No início deste ano, o governo Obama, em uma chocante rejeição a quase trinta anos de progresso contra a pandemia global da AIDS, apresentou um orçamento global para a AIDS que tomou a medida sem precedentes de reduzir o financiamento para a AIDS em aproximadamente US$ 214 milhões no ano fiscal de 2013. Nunca antes um presidente havia buscado reduzir o compromisso dos Estados Unidos com o combate à epidemia da AIDS em nível global.
No ano fiscal de 2012, o financiamento federal para o combate global à AIDS foi de US$ 6.63 bilhões. A proposta orçamentária do presidente Obama para o ano fiscal de 2013 previa um gasto de US$ 6.42 bilhões. Em termos humanos, essa diferença representa 640,000 pessoas com HIV/AIDS que poderiam receber tratamento vital contra a AIDS por um ano.

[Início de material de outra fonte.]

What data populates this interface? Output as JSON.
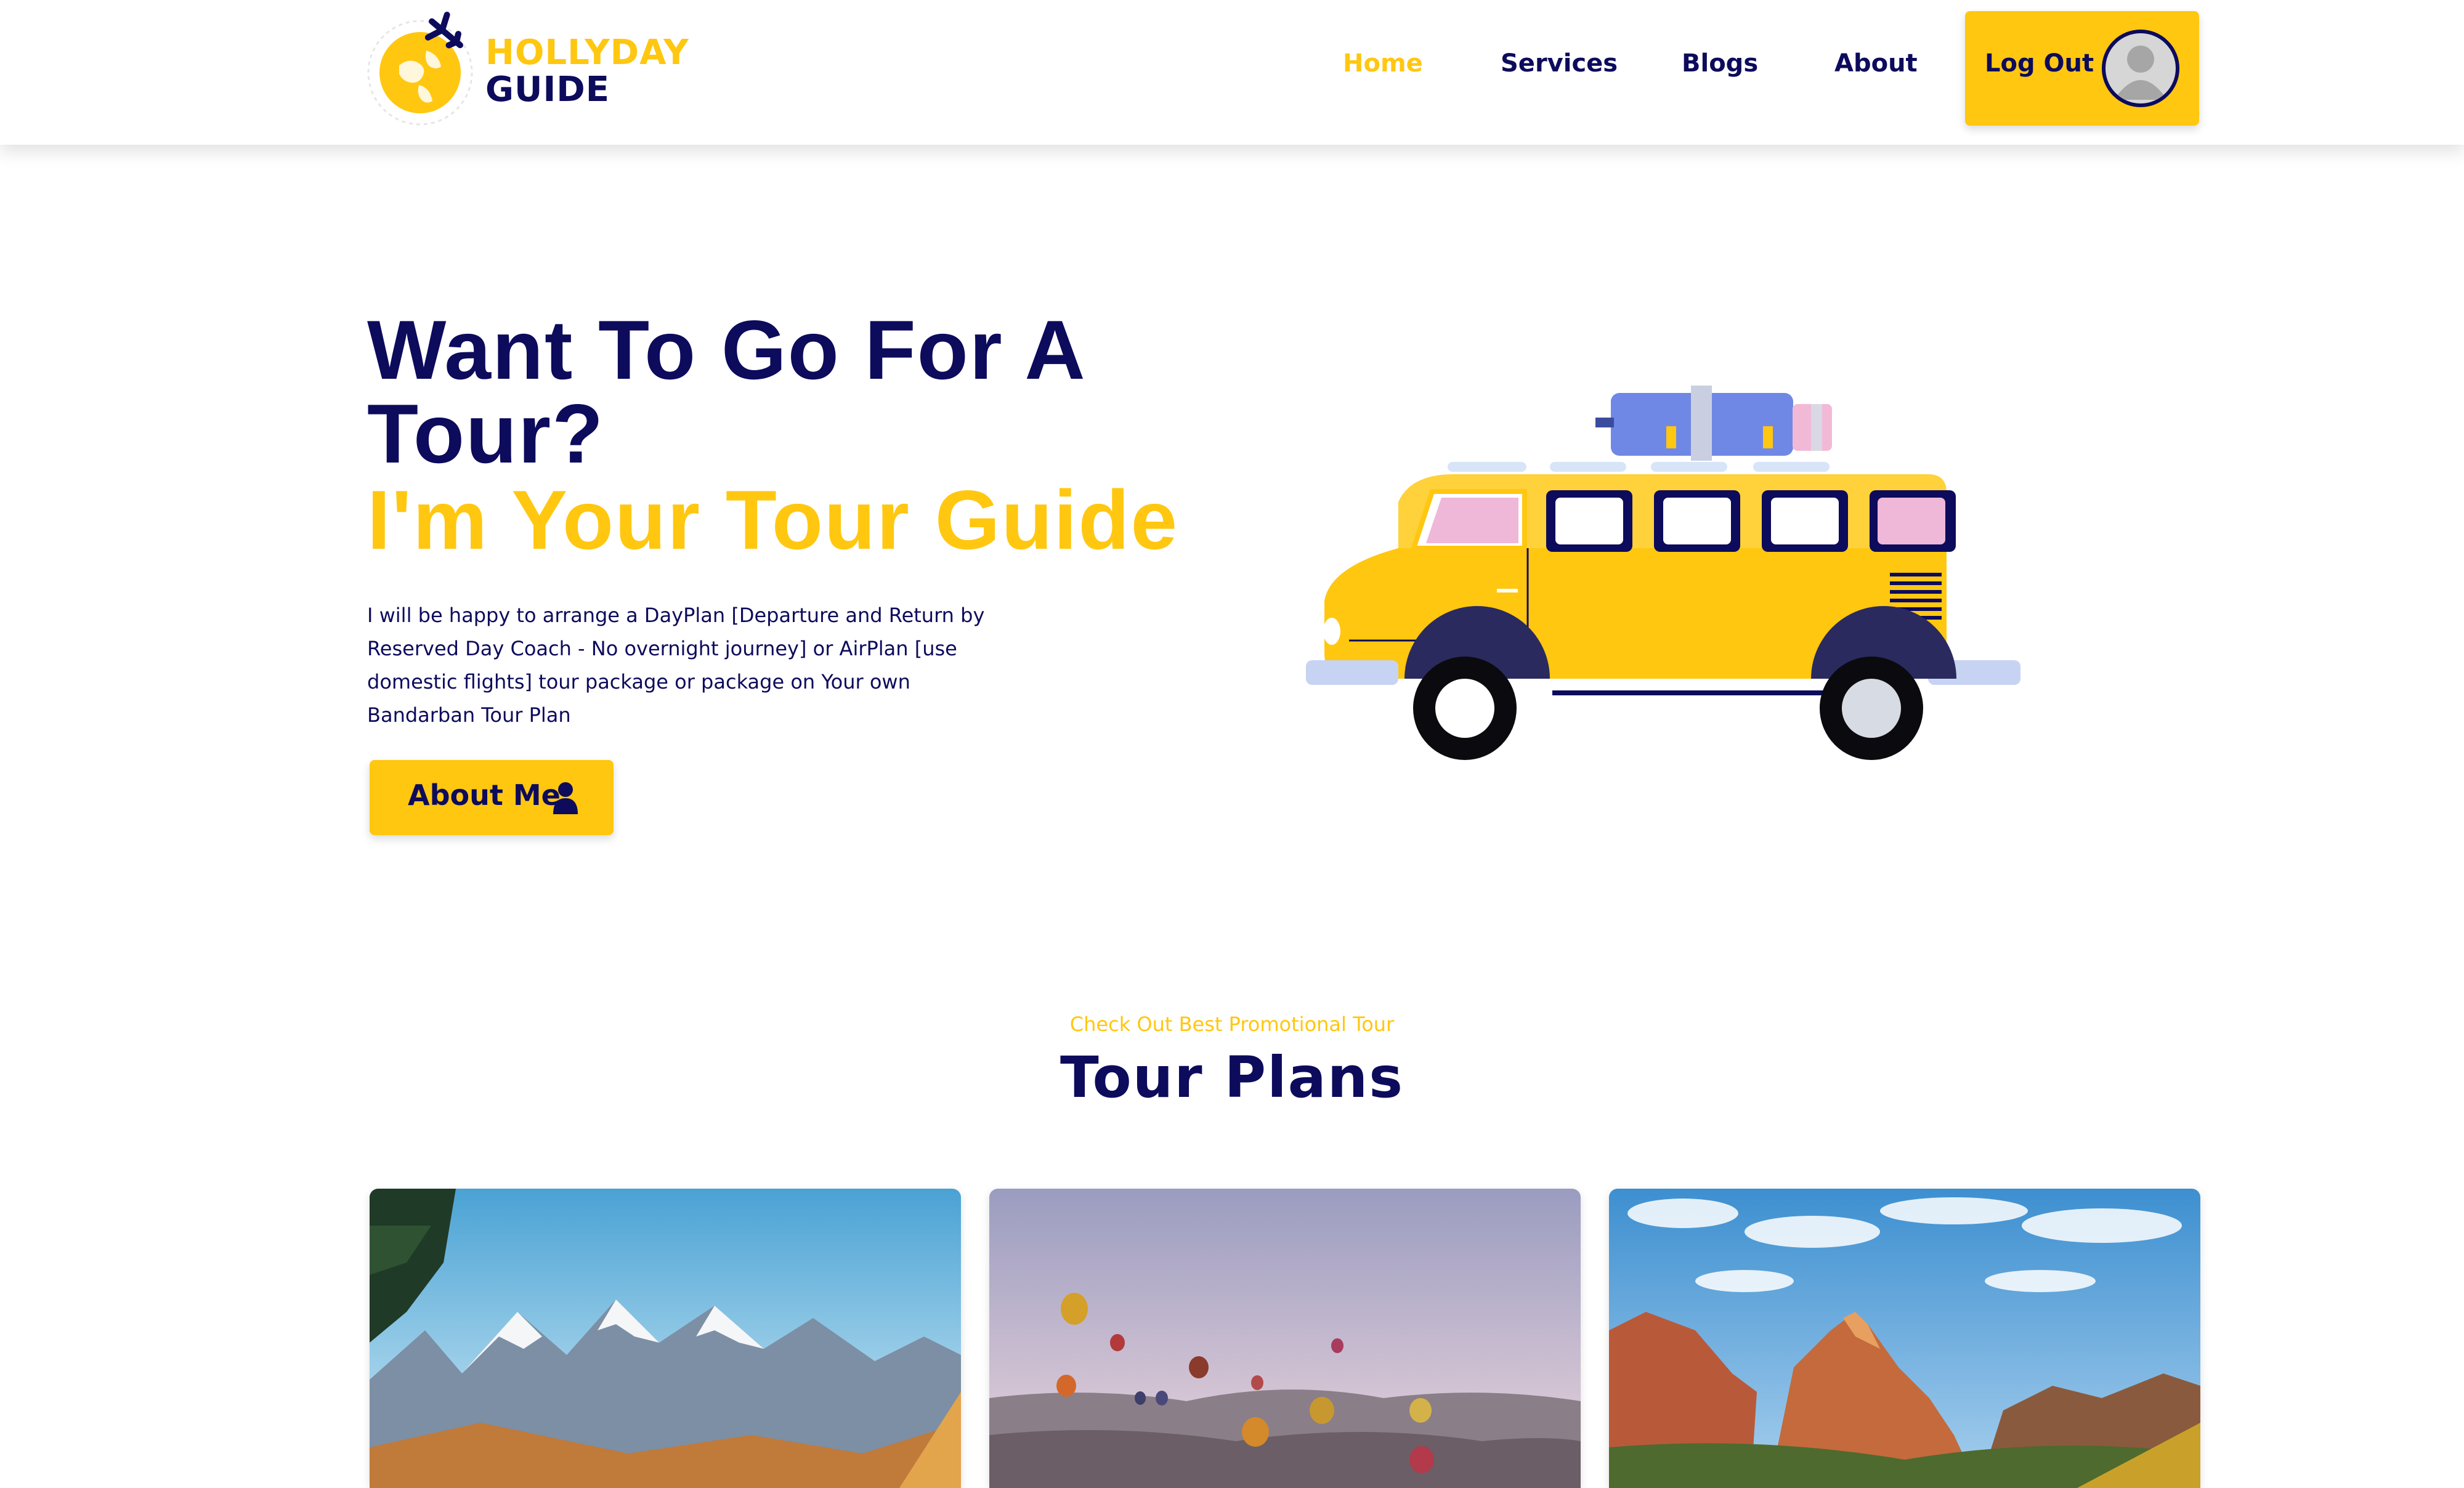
{
  "brand": {
    "line1": "HOLLYDAY",
    "line2": "GUIDE",
    "icon": "globe-plane-icon"
  },
  "nav": {
    "items": [
      {
        "label": "Home",
        "active": true
      },
      {
        "label": "Services",
        "active": false
      },
      {
        "label": "Blogs",
        "active": false
      },
      {
        "label": "About",
        "active": false
      }
    ],
    "logout_label": "Log Out",
    "avatar_icon": "user-avatar-icon"
  },
  "hero": {
    "title_line1": "Want To Go For A",
    "title_line2": "Tour?",
    "title_line3": "I'm Your Tour Guide",
    "description": "I will be happy to arrange a DayPlan [Departure and Return by Reserved Day Coach - No overnight journey] or AirPlan [use domestic flights] tour package or package on Your own Bandarban Tour Plan",
    "about_button": "About Me",
    "about_icon": "user-icon",
    "illustration": "van-icon"
  },
  "tours": {
    "kicker": "Check Out Best Promotional Tour",
    "title": "Tour Plans",
    "cards": [
      {
        "image": "snowy-mountains-image"
      },
      {
        "image": "hot-air-balloons-image"
      },
      {
        "image": "canyon-valley-image"
      }
    ]
  },
  "colors": {
    "accent": "#ffc710",
    "navy": "#0d0b5c",
    "background": "#ffffff"
  }
}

A proposta orçamentária surgiu logo depois e está em direta contradição com as metas anunciadas pelo presidente em dezembro de 2011, de colocar mais 2 milhões de pessoas (50% a mais do que o número atual de aproximadamente 4 milhões) em tratamento até o final de 2013 e de criar uma “geração livre da AIDS”.
“As ações falam mais alto que as palavras”, acrescentou a AHF. Weinstein“O corte de verbas do PEPFAR e o descaso com as listas de espera do ADAP apenas confirmam o que as pessoas com HIV/AIDS e seus defensores já suspeitavam há tempos: que o presidente não está realmente comprometido com o combate à AIDS. Sem aumentar o financiamento do PEPFAR para os níveis já autorizados pelo Congresso, simplesmente manter a estabilidade contra a epidemia — muito menos alcançar uma 'geração livre da AIDS', como o presidente tanto alardeou — é mera retórica vazia e provavelmente cairá em ouvidos surdos na conferência sobre AIDS.”